Think for a second how this could benefit people with little to no access to refrigeration, or to electricity. People who work in geographically isolated areas. People who choose to escape the chaos of urban life and live in the woods. People who are forced to evacuate by an impending storm. If you have sourdough in your daily life, or learn to bake breads that way, you won’t have to starve so quickly, and have the nutrients that canned goods don’t to sustain you amidst the uncertainty.

Hard to say the same for yeasted breads that sit for a while at room temperature. The commercial yeast they use does not have the acids and live culture found in the sourdough fermentation process. Yeasted breads are like fresh produce. They wilt easily and must be consumed right away. If immediate consumption is not possible, fruits and vegetables are pickled to avoid waste. In the same vein, sourdough is bread already in pickled form, and if properly stored (freezer-friendly!), it won’t go stale for a long time.

HEALTH BENEFITS

Like most fermented foods, good bacteria that our guts need abound in just a spoonful of sourdough starter: yeasts, lactic acid bacteria (LAB), and acetic acid bacteria (AAB). LAB, for instance, can help improve digestion of lactose, prevent intestinal infections, and control some types of cancer. Acetic acid, on the other hand, is a useful by-product of AAB which helps control blood sugar, and lowers blood pressure and inflammation. These good bacteria — the building blocks of sourdough — produce the carbon dioxide that leavens the bread.

Sourdough bread is no pandemic fad. It is a revival of a classic, like Rod Stewart aging gracefully in his Great American Songbook. Hard to wither away, harder to forget, no matter how impressive the next big thing is. Could there be bread better than sourdough? Anything is possible, but for us aficionados, we are happy and content with what we’ve got.

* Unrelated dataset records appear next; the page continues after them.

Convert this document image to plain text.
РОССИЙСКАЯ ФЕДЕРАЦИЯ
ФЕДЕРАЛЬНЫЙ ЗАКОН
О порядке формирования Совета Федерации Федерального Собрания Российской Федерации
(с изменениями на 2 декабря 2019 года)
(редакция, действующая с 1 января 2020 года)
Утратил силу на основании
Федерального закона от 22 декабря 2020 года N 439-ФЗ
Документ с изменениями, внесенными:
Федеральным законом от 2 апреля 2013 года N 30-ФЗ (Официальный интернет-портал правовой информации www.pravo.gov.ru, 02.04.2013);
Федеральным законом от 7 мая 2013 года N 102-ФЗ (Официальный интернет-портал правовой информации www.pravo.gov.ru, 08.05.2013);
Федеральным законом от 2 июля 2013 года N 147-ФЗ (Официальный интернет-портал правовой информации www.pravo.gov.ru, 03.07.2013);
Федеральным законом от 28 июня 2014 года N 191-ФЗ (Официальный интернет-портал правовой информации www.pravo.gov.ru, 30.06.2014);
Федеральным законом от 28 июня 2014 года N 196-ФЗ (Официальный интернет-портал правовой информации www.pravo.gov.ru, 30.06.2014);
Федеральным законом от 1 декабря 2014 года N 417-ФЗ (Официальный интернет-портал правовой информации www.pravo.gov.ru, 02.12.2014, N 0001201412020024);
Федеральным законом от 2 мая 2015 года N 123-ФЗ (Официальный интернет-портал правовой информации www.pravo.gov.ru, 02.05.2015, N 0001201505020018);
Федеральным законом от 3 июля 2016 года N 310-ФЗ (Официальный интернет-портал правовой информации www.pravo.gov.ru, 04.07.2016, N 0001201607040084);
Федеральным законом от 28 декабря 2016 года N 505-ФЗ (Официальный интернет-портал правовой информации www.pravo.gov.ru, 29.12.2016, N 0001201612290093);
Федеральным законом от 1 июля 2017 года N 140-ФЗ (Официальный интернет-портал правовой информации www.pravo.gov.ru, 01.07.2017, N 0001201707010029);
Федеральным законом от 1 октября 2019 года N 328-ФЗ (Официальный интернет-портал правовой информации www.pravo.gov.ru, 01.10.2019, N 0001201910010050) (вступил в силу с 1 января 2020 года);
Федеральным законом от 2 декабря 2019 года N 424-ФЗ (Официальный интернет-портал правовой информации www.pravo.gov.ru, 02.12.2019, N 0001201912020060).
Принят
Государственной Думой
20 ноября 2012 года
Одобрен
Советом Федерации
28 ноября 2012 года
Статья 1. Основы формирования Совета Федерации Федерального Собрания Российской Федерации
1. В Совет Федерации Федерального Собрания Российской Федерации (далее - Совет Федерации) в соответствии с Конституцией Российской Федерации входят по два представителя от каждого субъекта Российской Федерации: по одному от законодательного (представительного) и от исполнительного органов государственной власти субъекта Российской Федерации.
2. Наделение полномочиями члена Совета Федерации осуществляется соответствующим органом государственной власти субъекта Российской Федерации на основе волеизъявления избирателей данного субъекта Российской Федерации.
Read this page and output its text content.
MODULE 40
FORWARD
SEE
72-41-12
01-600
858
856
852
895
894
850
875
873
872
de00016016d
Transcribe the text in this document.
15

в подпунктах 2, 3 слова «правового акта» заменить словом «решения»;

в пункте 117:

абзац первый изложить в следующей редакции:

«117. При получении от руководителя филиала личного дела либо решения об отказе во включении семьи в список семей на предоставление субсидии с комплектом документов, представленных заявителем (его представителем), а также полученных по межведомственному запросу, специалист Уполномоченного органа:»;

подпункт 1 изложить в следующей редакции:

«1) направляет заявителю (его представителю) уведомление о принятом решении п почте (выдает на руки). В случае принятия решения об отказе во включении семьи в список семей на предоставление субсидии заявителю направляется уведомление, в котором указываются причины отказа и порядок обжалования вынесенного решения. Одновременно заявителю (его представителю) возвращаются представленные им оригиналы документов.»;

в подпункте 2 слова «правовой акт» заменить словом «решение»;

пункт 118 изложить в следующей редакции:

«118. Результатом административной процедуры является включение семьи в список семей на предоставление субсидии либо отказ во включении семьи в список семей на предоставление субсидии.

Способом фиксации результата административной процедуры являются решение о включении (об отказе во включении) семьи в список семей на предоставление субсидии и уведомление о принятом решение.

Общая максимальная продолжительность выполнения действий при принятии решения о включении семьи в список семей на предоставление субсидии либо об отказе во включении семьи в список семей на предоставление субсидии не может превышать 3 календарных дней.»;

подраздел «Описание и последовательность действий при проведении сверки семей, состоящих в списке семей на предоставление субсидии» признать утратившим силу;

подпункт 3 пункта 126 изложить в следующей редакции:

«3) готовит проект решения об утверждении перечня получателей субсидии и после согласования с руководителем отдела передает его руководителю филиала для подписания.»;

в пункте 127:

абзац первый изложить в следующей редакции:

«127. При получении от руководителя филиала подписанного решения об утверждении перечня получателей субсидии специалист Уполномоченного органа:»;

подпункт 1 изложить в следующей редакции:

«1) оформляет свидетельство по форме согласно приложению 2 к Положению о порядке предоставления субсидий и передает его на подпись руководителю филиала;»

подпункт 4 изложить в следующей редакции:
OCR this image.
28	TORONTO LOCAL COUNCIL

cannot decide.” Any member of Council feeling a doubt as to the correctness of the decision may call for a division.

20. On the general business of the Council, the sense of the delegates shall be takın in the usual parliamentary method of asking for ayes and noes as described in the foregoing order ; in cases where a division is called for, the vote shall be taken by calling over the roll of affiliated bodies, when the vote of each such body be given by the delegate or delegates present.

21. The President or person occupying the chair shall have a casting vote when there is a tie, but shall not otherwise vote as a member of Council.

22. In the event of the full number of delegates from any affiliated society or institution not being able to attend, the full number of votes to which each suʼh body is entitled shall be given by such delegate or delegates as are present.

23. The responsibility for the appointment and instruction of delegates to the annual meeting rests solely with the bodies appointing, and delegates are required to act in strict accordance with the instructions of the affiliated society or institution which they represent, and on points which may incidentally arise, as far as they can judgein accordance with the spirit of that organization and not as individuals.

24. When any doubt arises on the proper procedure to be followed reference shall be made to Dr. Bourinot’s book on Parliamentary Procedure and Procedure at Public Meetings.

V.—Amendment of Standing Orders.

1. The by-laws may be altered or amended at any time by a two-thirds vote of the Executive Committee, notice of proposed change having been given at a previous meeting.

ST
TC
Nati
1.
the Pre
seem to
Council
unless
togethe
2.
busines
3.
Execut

Sourdough reclaimed the top spot in our hearts not only for the good reasons, but also for the right reasons. Its resurrection was triggered by the pandemic. There was this urgent clamor for us to change. To live simply. To eat healthy. It took a global health emergency that killed millions to trigger that epiphany. Why go back to the way things were?

Sourdough is back to help us heal ourselves and the planet. Enjoy it, eat more of it, and celebrate that this beautiful bread is now part of the new normal.

***

Mai Mislang is a writer, musician and entrepreneur. Before she launched Rise Artisanal, a sourdough micro-bakery, she was a speechwriter and Assistant Secretary/Chief of Staff of Presidential Communications during the term of President Benigno “Noynoy” Aquino III. After a career in government spanning nine years, she went on her own as a consultant for non-profits. She holds a Bachelor of Science degree in Tourism from the University of the Philippines and a Master’s degree in Public Administration from Harvard Kennedy School. She is also the lead singer of The Blue Rats, a blues band in Manila, Philippines.